The Commerce Department said on Wednesday the trade gap fell 5.4 percent to $40.6 billion. September's shortfall on the trade balance was revised to $43.0 billion from the previously reported $41.8 billion.
Economists polled by Reuters had expected the trade deficit to narrow to $40.0 billion in October. When adjusted for inflation, the trade gap fell to $48.3 billion from $51.4 billion the prior month. This measure goes into the calculation of gross domestic product and suggested trade will again contribute to growth this quarter.
The three-month moving average of the trade deficit, which irons out month-to-to month volatility, inched up to $40.9 billion in the three months to October from $40.2 billion in the prior period.

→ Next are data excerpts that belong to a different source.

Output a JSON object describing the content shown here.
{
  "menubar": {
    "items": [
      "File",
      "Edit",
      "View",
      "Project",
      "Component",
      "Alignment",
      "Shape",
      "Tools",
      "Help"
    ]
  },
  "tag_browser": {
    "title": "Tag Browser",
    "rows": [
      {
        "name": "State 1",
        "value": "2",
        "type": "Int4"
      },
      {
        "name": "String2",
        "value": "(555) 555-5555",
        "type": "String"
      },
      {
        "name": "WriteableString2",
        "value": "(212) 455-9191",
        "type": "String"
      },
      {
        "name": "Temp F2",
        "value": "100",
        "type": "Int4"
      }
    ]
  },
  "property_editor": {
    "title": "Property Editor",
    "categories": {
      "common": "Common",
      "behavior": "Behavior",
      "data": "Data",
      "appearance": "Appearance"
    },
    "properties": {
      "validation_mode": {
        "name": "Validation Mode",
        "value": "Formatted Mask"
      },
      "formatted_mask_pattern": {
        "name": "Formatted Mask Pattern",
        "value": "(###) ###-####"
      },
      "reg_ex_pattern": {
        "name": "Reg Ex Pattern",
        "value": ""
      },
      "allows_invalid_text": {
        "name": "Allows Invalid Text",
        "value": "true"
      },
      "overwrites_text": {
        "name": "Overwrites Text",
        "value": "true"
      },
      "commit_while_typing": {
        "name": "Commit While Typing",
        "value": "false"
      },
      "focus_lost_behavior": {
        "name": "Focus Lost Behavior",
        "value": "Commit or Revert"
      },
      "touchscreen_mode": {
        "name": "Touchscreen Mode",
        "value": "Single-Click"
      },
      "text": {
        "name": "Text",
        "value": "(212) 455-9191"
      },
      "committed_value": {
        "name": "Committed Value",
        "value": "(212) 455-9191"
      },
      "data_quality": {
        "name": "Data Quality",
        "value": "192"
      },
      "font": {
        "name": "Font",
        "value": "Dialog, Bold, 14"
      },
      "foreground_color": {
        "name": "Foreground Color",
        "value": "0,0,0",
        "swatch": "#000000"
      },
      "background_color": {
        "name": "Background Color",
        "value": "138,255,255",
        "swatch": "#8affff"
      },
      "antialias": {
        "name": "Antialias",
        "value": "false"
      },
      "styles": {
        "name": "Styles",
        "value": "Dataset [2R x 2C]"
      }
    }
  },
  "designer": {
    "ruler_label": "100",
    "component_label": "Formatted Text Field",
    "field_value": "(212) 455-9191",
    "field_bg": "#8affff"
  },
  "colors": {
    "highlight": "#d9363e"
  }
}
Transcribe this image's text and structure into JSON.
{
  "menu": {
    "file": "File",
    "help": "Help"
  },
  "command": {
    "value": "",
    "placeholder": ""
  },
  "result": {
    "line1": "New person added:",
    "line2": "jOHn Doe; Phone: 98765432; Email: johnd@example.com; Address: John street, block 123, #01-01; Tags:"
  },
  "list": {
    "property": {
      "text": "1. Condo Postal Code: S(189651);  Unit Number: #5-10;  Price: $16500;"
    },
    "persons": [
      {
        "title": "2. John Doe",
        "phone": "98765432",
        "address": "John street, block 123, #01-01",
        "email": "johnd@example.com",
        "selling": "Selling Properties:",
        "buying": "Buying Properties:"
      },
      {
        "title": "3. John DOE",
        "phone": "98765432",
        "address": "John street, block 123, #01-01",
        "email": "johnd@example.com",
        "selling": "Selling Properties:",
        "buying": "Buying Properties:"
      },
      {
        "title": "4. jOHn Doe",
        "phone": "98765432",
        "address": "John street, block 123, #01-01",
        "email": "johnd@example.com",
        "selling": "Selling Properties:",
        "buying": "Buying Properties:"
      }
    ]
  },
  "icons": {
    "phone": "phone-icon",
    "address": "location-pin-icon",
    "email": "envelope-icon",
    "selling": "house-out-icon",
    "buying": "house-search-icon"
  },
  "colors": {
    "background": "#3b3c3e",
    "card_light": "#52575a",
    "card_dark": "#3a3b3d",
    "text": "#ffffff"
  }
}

An improving global economy is boosting demand for U.S. exports. In October, exports increased 1.8 percent to $192.7 billion. That was the highest on record and snapped three straight months of declines in exports.
Petroleum exports were the highest on record in October. Exports to China hit a record high as did imports from that country. Still, the trade deficit with China narrowed in October.
China has been one of the fastest-growing markets for U.S. goods, though the pace of export growth slowed in recent months.
Exports to Canada and Mexico also reached all-time highs in October. While exports to the 27-nation European Union rose, they were outpaced by imports, resulting in a record trade deficit.
Overall imports rose a modest 0.4 percent to $233.3 billion in October, the highest in 1-1/2 years. With consumer spending slowing significantly in the third quarter and stocks piling up in warehouses, businesses are probably wary of bringing in too many goods from overseas.
The slowdown in import growth could limit the drag on the economy from an anticipated inventory drawdown in the fourth quarter.